He walked away defiantly with the police officer, and Sylvester went up to Ella. The guard was just fitting the key in the door to lock it. Sylvester laid a detaining touch upon his arm.

“The lady is getting out.”

The door was thrown open. Sylvester took Ella's travelling-bag from the rack.

“Your companion is not going abroad this evening,” said he, pausing with the bag on the seat. “And it will be scarcely worth your while to go to Amsterdam alone.”

The girl's white, questioning face made him relent for a moment.

“Forgive me,” he said more kindly. “But what has happened was inevitable. I have only saved you from the hands of a scoundrel.”

“How dare you call him that?” she whispered with trembling lips.

He did not reply, but handed the bag and wraps to a porter whom he summoned, and descending from the carriage stood in readiness to assist Ella to the platform.
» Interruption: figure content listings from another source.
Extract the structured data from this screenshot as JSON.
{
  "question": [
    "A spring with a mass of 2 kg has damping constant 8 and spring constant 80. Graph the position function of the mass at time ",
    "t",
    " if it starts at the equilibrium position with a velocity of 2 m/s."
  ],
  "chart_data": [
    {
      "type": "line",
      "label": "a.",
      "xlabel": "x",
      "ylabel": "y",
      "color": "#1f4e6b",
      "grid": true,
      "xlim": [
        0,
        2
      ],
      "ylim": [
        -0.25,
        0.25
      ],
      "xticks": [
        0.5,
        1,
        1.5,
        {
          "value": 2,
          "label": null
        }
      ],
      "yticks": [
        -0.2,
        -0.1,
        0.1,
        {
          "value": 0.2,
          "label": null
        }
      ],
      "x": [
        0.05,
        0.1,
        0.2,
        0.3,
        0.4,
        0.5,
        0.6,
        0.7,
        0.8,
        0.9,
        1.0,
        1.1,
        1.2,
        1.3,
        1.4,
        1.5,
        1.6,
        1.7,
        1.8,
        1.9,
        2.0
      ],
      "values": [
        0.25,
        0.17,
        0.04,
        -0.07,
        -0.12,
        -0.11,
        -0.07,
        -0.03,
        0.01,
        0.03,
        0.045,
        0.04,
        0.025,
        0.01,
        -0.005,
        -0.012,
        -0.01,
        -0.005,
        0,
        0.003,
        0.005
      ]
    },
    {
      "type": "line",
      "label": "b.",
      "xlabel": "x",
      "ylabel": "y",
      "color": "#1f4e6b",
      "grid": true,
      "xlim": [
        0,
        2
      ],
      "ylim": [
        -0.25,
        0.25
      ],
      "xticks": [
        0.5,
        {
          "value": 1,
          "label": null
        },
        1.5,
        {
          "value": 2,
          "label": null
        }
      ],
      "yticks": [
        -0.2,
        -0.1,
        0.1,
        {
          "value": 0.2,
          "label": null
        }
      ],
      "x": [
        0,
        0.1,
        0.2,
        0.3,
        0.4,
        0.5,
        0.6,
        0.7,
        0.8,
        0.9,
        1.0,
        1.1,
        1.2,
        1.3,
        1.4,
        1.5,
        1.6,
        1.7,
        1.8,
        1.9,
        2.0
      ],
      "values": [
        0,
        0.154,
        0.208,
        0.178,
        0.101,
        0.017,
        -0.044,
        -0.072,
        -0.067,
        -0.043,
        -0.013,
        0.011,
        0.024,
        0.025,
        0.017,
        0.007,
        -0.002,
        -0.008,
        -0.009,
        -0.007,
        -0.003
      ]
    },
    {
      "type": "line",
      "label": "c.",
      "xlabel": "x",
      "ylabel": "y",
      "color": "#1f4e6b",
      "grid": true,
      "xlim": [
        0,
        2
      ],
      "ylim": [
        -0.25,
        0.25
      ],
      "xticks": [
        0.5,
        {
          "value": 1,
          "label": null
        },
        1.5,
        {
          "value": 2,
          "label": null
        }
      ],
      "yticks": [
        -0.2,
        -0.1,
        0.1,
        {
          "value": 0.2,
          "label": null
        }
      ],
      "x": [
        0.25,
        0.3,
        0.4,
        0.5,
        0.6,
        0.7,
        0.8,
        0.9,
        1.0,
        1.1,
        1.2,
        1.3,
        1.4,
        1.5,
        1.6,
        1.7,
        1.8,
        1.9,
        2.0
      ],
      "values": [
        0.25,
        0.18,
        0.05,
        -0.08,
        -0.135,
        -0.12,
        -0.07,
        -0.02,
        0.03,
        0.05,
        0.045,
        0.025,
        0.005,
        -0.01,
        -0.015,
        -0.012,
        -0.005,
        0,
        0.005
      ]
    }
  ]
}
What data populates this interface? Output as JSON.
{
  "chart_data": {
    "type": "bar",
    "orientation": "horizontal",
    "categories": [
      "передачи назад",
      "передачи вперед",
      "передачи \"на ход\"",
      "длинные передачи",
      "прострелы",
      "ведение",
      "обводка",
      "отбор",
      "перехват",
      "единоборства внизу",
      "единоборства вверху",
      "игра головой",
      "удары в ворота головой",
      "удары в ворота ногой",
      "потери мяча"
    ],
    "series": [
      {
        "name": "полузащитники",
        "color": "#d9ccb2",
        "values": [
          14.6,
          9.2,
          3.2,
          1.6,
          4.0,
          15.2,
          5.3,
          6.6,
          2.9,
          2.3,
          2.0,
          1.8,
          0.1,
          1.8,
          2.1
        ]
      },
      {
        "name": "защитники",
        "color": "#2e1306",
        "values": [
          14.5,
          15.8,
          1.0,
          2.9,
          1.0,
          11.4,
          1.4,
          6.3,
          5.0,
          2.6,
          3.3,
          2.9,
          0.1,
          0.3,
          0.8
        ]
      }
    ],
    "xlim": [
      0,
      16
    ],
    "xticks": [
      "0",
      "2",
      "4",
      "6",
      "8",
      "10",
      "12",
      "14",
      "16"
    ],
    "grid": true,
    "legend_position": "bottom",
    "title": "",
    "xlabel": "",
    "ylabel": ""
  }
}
She obeyed his sign involuntarily, but as soon as she stood opposite him, she turned upon him with flashing anger.

“Now tell me at once what all this means,” she said in a low, concentrated tone. “I am not a child to have things hidden from me. I have lived too many hours to-day in darkness. What does it mean? Why are you here, coming between me and the man I am to marry? Where has Roderick gone? Tell me. I must know.”

“I should like to spare you the knowledge,—at all events, for the present.”